176 The Annals of Thoracic Surgery Vol 26

No 2 August 1978

DR. CALVIN: Dr. Varriale, I agree with you that some of these patients listed as having ”exit block” might really have had internal displacement or, alternatively, either partial or through-and-through wall penetration by the electrode tip. Exit block in the broad sense did seem to occur more frequently in the transvenous pacer group. I am an enthusiast for the epicardial approach to pacing, but that is not the thrust of this paper. I agree with you about the importance of optimal electrode placement. Dr. Mansour, I appreciate your kind remarks, and I endorse your emphasis on the implantation site. Similarly, Dr. Lawrie, your comments are important, but the definitive discussion of epicardial versus endocardial pacing really should be for a different paper. Dr. Naclerio, we have all enjoyed your enthusiasm. Dr. Tyers, your remarks about constant audiomonitoring of the circulatory status are most appropriate. We are looking forward to those new generators with their capacity for telemetry of multiple indicators of pacemaker function. I am pleased that these will include impedance. This paper emphasized detailed electrical testing at the operating table; soon you will be able to provide us the oppor-

tunity for detailed electrical testing noninvasively after operation for both short- and long-term follow-up. One additional comment: at first it was nights or weekends in particular, when the cardiologist or hospital technician (or, worse, the manufacturer’s representative) was not available for attendance at an emergency operation, that I found it most convenient to be able to do my own testing and recording of results on the sterile field. Now it is routine for all procedures. I suggest that new generations of analyzers be designed that are able to measure both generator output by selection in either volts or milliamperes and lead threshold by selection of either a constantvoltage or a constant-current configuration, have a demand mode, and measure impedance directly with an ohmmeter.

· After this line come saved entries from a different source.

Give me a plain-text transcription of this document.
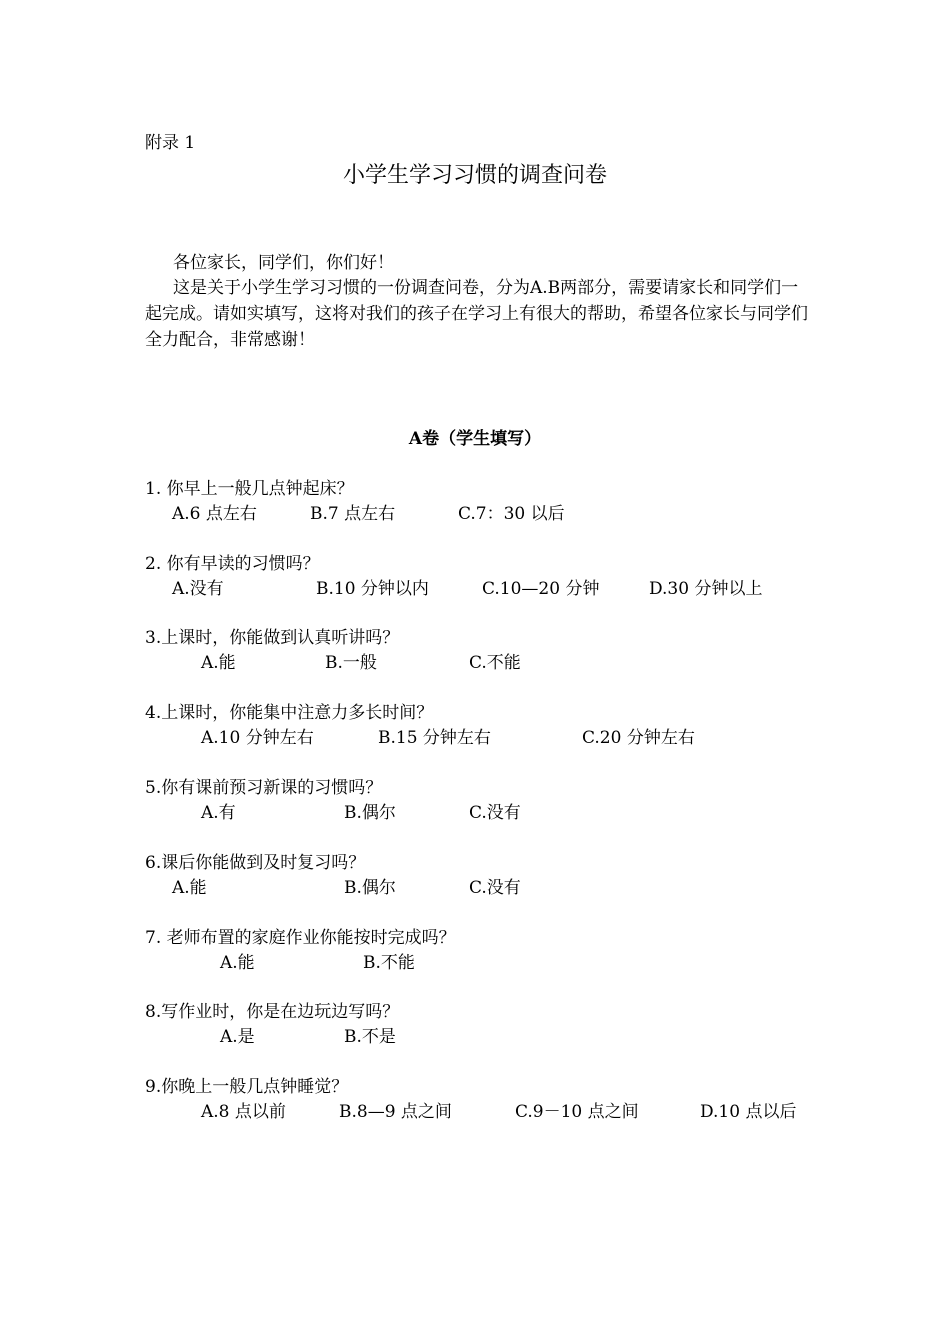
附录 1
小学生学习习惯的调查问卷
各位家长，同学们，你们好！
这是关于小学生学习习惯的一份调查问卷，分为A.B两部分，需要请家长和同学们一起完成。请如实填写，这将对我们的孩子在学习上有很大的帮助，希望各位家长与同学们全力配合，非常感谢！
A卷（学生填写）
1. 你早上一般几点钟起床？
A.6 点左右	B.7 点左右	C.7：30 以后
2. 你有早读的习惯吗？
A.没有	B.10 分钟以内	C.10—20 分钟	D.30 分钟以上
3.上课时，你能做到认真听讲吗？
A.能	B.一般	C.不能
4.上课时，你能集中注意力多长时间？
A.10 分钟左右	B.15 分钟左右	C.20 分钟左右
5.你有课前预习新课的习惯吗？
A.有	B.偶尔	C.没有
6.课后你能做到及时复习吗？
A.能	B.偶尔	C.没有
7. 老师布置的家庭作业你能按时完成吗？
A.能	B.不能
8.写作业时，你是在边玩边写吗？
A.是	B.不是
9.你晚上一般几点钟睡觉？
A.8 点以前	B.8—9 点之间	C.9－10 点之间	D.10 点以后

Also, they should have the sophistication to detect the P wave (and measure it down to a millivolt), be able to measure the QRS vector and detect a current of injury, and allow the permanent generator to pace the leads through the analyzer with an arrangement for incremental voltage or current attenuation. Perhaps they also should record in rate (rather than interval), have an easier battery check, and be still smaller and lighter.